The future is finally here. Inventions that were once sci-fi creations are real things that you can find pretty much anywhere these days.

Want a flying robot drone? You can buy them for under a grand.

Fancy a palm-sized computer containing all knowledge? Chances are you’re reading on one right now.

Yet amongst all these interesting innovations, there are some high-tech creations you can’t buy. In fact, you might not be able to buy anything, as they could soon put you out of a job.

They’re robots, but they’re not the Johnny Fives and C3POs you grew up watching on the silver screen. These robots are multimillion-dollar creations whose sole purpose is to replace human workers.

Why? For one, robots don’t need health benefits or sleep. They’re more efficient than human workers and don’t complain. Best of all (from a business point-of-view), you don’t need to pay them. You only need to keep them powered on and well maintained.

Robots and advanced computer programs are replacing human workers at an alarming rate. Adidas is about to start manufacturing their sneakers using shoemaking robots in Germany. Foxconn plans on replacing 30,000 workers with smart phone-making robots. My local Chase Bank even replaced two of their tellers with “advanced ATMs.”

Every business is currently thinking about how to install automation in their workplace. While it’ll save them a bundle in the long run, it won’t benefit you, the employee, in the slightest. In fact, it could put you out of a job.

Here’s how to avoid that.

Do something creative.

Robots will replace low-skilled workers like cashiers, warehouse workers, and delivery people. Robots and AI cannot write a thought-provoking blog post, act in a play, or design an eye-catching logo. If you work in the creative field and have a liberal arts background, keep working hard and doing what you do. Machines won’t be able to do it any time soon.

Find a position or trade that robots can’t replace.
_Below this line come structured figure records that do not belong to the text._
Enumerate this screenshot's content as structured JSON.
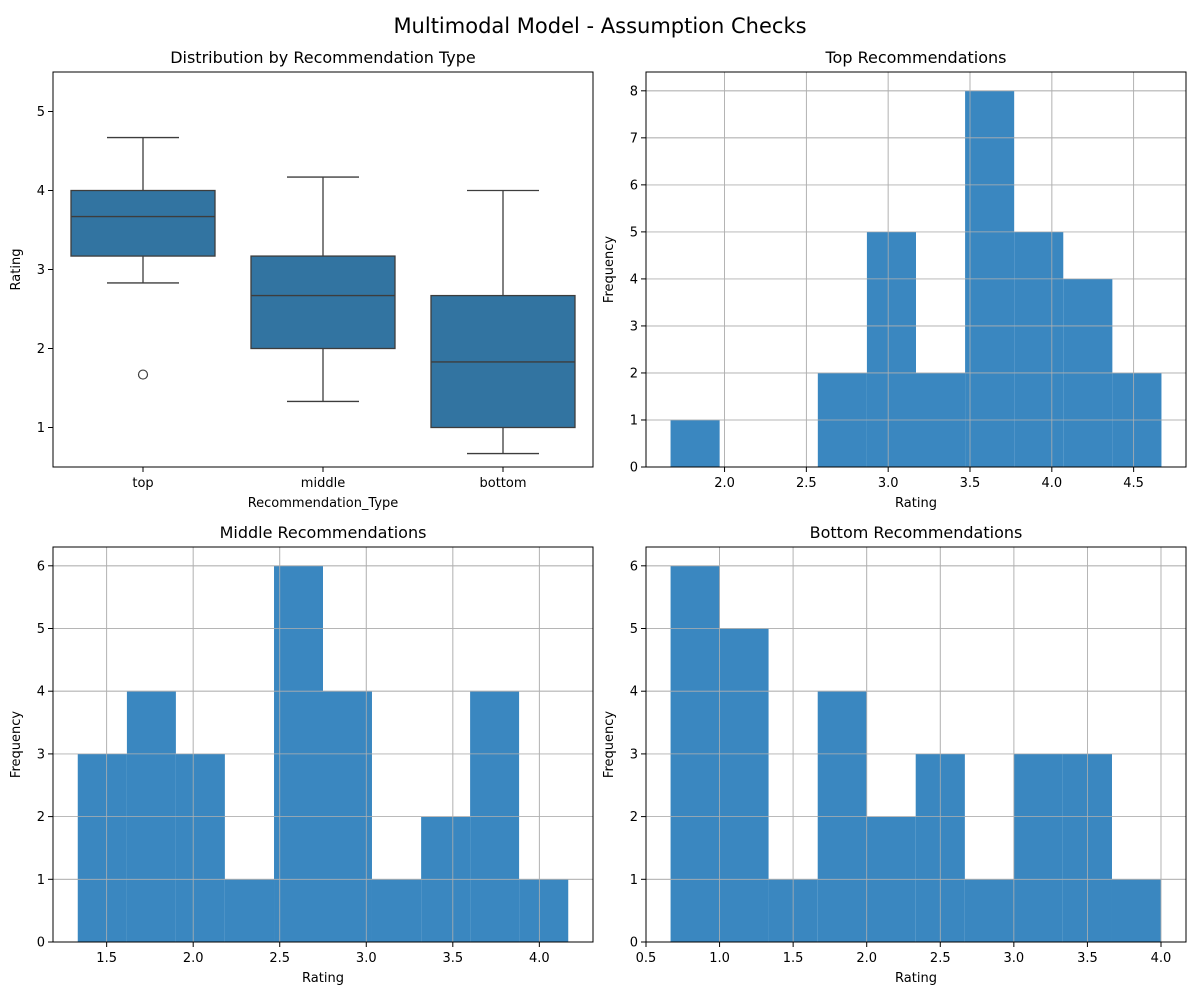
{
  "figure": {
    "title": "Multimodal Model - Assumption Checks"
  },
  "chart_data": [
    {
      "type": "box",
      "title": "Distribution by Recommendation Type",
      "xlabel": "Recommendation_Type",
      "ylabel": "Rating",
      "categories": [
        "top",
        "middle",
        "bottom"
      ],
      "boxes": [
        {
          "whisker_low": 2.83,
          "q1": 3.17,
          "median": 3.67,
          "q3": 4.0,
          "whisker_high": 4.67,
          "outliers": [
            1.67
          ]
        },
        {
          "whisker_low": 1.33,
          "q1": 2.0,
          "median": 2.67,
          "q3": 3.17,
          "whisker_high": 4.17,
          "outliers": []
        },
        {
          "whisker_low": 0.67,
          "q1": 1.0,
          "median": 1.83,
          "q3": 2.67,
          "whisker_high": 4.0,
          "outliers": []
        }
      ],
      "ylim": [
        0.5,
        5.5
      ],
      "yticks": [
        1,
        2,
        3,
        4,
        5
      ],
      "color": "#3274a1",
      "grid": false
    },
    {
      "type": "bar",
      "title": "Top Recommendations",
      "xlabel": "Rating",
      "ylabel": "Frequency",
      "bin_edges": [
        1.67,
        1.97,
        2.27,
        2.57,
        2.87,
        3.17,
        3.47,
        3.77,
        4.07,
        4.37,
        4.67
      ],
      "counts": [
        1,
        0,
        0,
        2,
        5,
        2,
        8,
        5,
        4,
        2
      ],
      "xlim": [
        1.52,
        4.82
      ],
      "ylim": [
        0,
        8.4
      ],
      "xticks": [
        "2.0",
        "2.5",
        "3.0",
        "3.5",
        "4.0",
        "4.5"
      ],
      "yticks": [
        "0",
        "1",
        "2",
        "3",
        "4",
        "5",
        "6",
        "7",
        "8"
      ],
      "color": "#3a87c0",
      "grid": true
    },
    {
      "type": "bar",
      "title": "Middle Recommendations",
      "xlabel": "Rating",
      "ylabel": "Frequency",
      "bin_edges": [
        1.333,
        1.617,
        1.9,
        2.183,
        2.467,
        2.75,
        3.033,
        3.317,
        3.6,
        3.883,
        4.167
      ],
      "counts": [
        3,
        4,
        3,
        1,
        6,
        4,
        1,
        2,
        4,
        1
      ],
      "xlim": [
        1.19,
        4.31
      ],
      "ylim": [
        0,
        6.3
      ],
      "xticks": [
        "1.5",
        "2.0",
        "2.5",
        "3.0",
        "3.5",
        "4.0"
      ],
      "yticks": [
        "0",
        "1",
        "2",
        "3",
        "4",
        "5",
        "6"
      ],
      "color": "#3a87c0",
      "grid": true
    },
    {
      "type": "bar",
      "title": "Bottom Recommendations",
      "xlabel": "Rating",
      "ylabel": "Frequency",
      "bin_edges": [
        0.667,
        1.0,
        1.333,
        1.667,
        2.0,
        2.333,
        2.667,
        3.0,
        3.333,
        3.667,
        4.0
      ],
      "counts": [
        6,
        5,
        1,
        4,
        2,
        3,
        1,
        3,
        3,
        1
      ],
      "xlim": [
        0.5,
        4.17
      ],
      "ylim": [
        0,
        6.3
      ],
      "xticks": [
        "0.5",
        "1.0",
        "1.5",
        "2.0",
        "2.5",
        "3.0",
        "3.5",
        "4.0"
      ],
      "yticks": [
        "0",
        "1",
        "2",
        "3",
        "4",
        "5",
        "6"
      ],
      "color": "#3a87c0",
      "grid": true
    }
  ]
}
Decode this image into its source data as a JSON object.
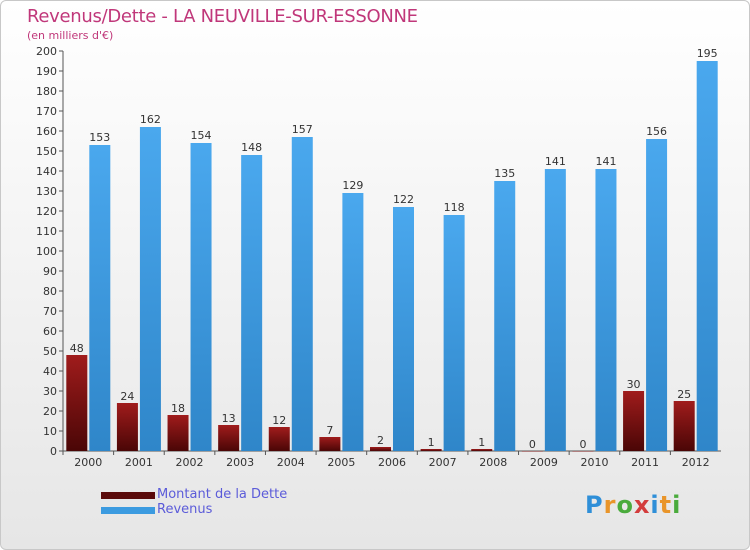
{
  "chart_data": {
    "type": "bar",
    "title": "Revenus/Dette - LA NEUVILLE-SUR-ESSONNE",
    "subtitle": "(en milliers d'€)",
    "categories": [
      "2000",
      "2001",
      "2002",
      "2003",
      "2004",
      "2005",
      "2006",
      "2007",
      "2008",
      "2009",
      "2010",
      "2011",
      "2012"
    ],
    "series": [
      {
        "name": "Montant de la Dette",
        "color": "#7a1010",
        "values": [
          48,
          24,
          18,
          13,
          12,
          7,
          2,
          1,
          1,
          0,
          0,
          30,
          25
        ]
      },
      {
        "name": "Revenus",
        "color": "#3c9be0",
        "values": [
          153,
          162,
          154,
          148,
          157,
          129,
          122,
          118,
          135,
          141,
          141,
          156,
          195
        ]
      }
    ],
    "ylim": [
      0,
      200
    ],
    "ytick_step": 10,
    "grid": false,
    "legend_position": "bottom-left"
  },
  "legend": {
    "debt_label": "Montant de la Dette",
    "revenue_label": "Revenus"
  },
  "logo": {
    "letters": [
      "P",
      "r",
      "o",
      "x",
      "i",
      "t",
      "i"
    ],
    "colors": [
      "#2f8fd8",
      "#e9952a",
      "#4aab3c",
      "#d33c3c",
      "#2f8fd8",
      "#e9952a",
      "#4aab3c"
    ]
  }
}
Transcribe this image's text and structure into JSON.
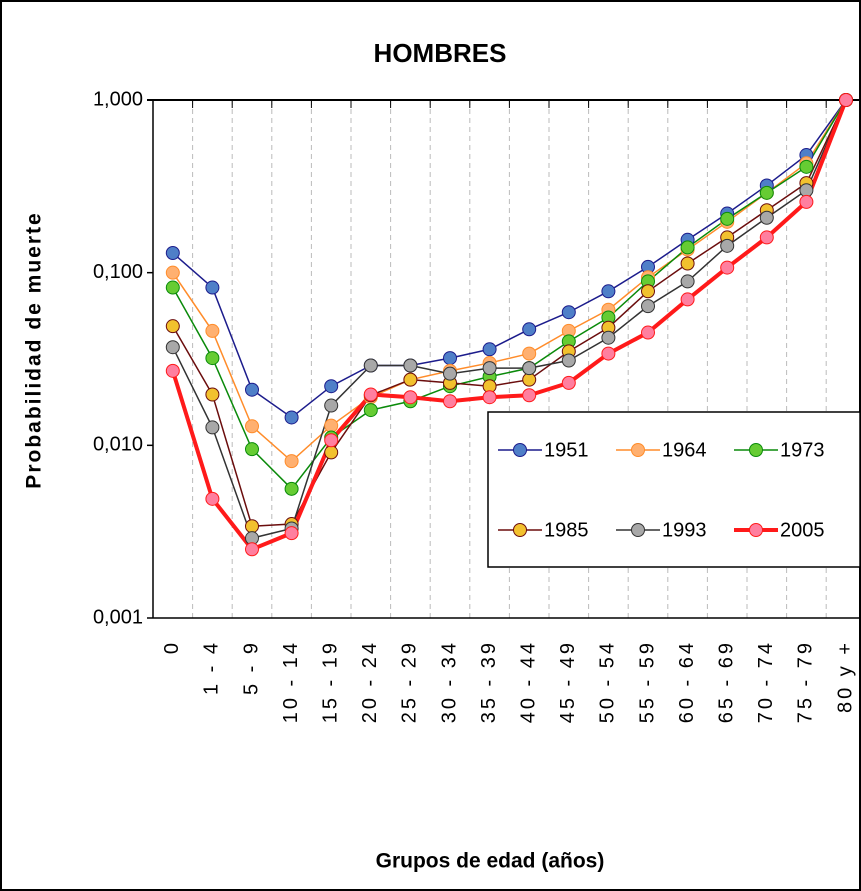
{
  "chart_data": {
    "type": "line",
    "title": "HOMBRES",
    "y_label": "Probabilidad de muerte",
    "x_label": "Grupos de edad (años)",
    "categories": [
      "0",
      "1 - 4",
      "5 - 9",
      "10 - 14",
      "15 - 19",
      "20 - 24",
      "25 - 29",
      "30 - 34",
      "35 - 39",
      "40 - 44",
      "45 - 49",
      "50 - 54",
      "55 - 59",
      "60 - 64",
      "65 - 69",
      "70 - 74",
      "75 - 79",
      "80 y +"
    ],
    "log_y": true,
    "ylim": [
      0.001,
      1
    ],
    "yticks": [
      {
        "value": 0.001,
        "label": "0,001"
      },
      {
        "value": 0.01,
        "label": "0,010"
      },
      {
        "value": 0.1,
        "label": "0,100"
      },
      {
        "value": 1,
        "label": "1,000"
      }
    ],
    "series": [
      {
        "name": "1951",
        "color": "#1c1c8c",
        "marker_color": "#4f7fc8",
        "line_width": 1.5,
        "values": [
          0.13,
          0.082,
          0.021,
          0.0145,
          0.022,
          0.029,
          0.029,
          0.032,
          0.036,
          0.047,
          0.059,
          0.078,
          0.108,
          0.155,
          0.22,
          0.32,
          0.48,
          1.0
        ]
      },
      {
        "name": "1964",
        "color": "#ff8c2a",
        "marker_color": "#ffb070",
        "line_width": 1.5,
        "values": [
          0.1,
          0.046,
          0.0129,
          0.0081,
          0.013,
          0.019,
          0.024,
          0.027,
          0.03,
          0.034,
          0.046,
          0.061,
          0.094,
          0.136,
          0.197,
          0.29,
          0.43,
          1.0
        ]
      },
      {
        "name": "1973",
        "color": "#0a8a0a",
        "marker_color": "#66cc33",
        "line_width": 1.5,
        "values": [
          0.082,
          0.032,
          0.0095,
          0.0056,
          0.0111,
          0.016,
          0.018,
          0.022,
          0.025,
          0.028,
          0.04,
          0.055,
          0.089,
          0.14,
          0.205,
          0.29,
          0.41,
          1.0
        ]
      },
      {
        "name": "1985",
        "color": "#6b0d0d",
        "marker_color": "#f2c12e",
        "line_width": 1.5,
        "values": [
          0.049,
          0.0197,
          0.0034,
          0.0035,
          0.0091,
          0.0195,
          0.024,
          0.023,
          0.022,
          0.024,
          0.035,
          0.048,
          0.078,
          0.113,
          0.16,
          0.23,
          0.33,
          1.0
        ]
      },
      {
        "name": "1993",
        "color": "#333333",
        "marker_color": "#a8a8a8",
        "line_width": 1.5,
        "values": [
          0.037,
          0.0127,
          0.0029,
          0.0033,
          0.017,
          0.029,
          0.029,
          0.026,
          0.028,
          0.028,
          0.031,
          0.042,
          0.064,
          0.089,
          0.143,
          0.208,
          0.3,
          1.0
        ]
      },
      {
        "name": "2005",
        "color": "#ff1a1a",
        "marker_color": "#ff7f9f",
        "line_width": 4,
        "values": [
          0.027,
          0.0049,
          0.0025,
          0.0031,
          0.0107,
          0.0197,
          0.019,
          0.018,
          0.019,
          0.0195,
          0.023,
          0.034,
          0.045,
          0.07,
          0.107,
          0.16,
          0.257,
          1.0
        ]
      }
    ]
  }
}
A Roomba is nice and all, but it’ll never be able to do the work of your hardworking cleaning person. Smart electric grids are efficient and can help save you money, but you’ll need an electrician to fix and maintain them. There are all sorts of jobs requiring real human workers to do real human things. Until a house can clean itself or an electrical grid can lay its own wires, people working in these and other trades won’t have to fret.

Become an engineer and build robots or artificial intelligence programs.

Until robots and programs can build themselves, companies will need hardworking engineers and programmers to make them. Tech companies everywhere are hiring oodles of programmers to work on artificial intelligence software. Manufacturers are willing to spend top dollar on engineers to help them build custom automating robots. If you have these skills or acquire them in the next few years, you could find yourself in a lucrative position that can’t be automated.

Keep up with the latest automation trends. technology, and legislation.

Drone technology seems to be improving by the day, but swarms of delivery drones aren’t ready to replace UPS. Federal, state, and local governments are currently examining laws surrounding these drones and how they could interfere with their surroundings. If you pay close attention to science and technology news, you’ll be able to catch developments in AI and automation technologies before they become commonplace. This could, in fact, buy you time before your job becomes replaced by a machine.

Should you worry about getting replaced by a robot? Yes, but it shouldn’t keep you up at night. Consider the work you do and how current and/or future technology would be able to do it without you. If existing technology could replace your day-to-day tasks, then consider a career change or learning a new irreplaceable skill.

If your current position can’t logically be automated for a while, you should still keep learning. The more educated and skilled you are, the more valuable you’ll be as a worker. Until robots learn to do everything, of course.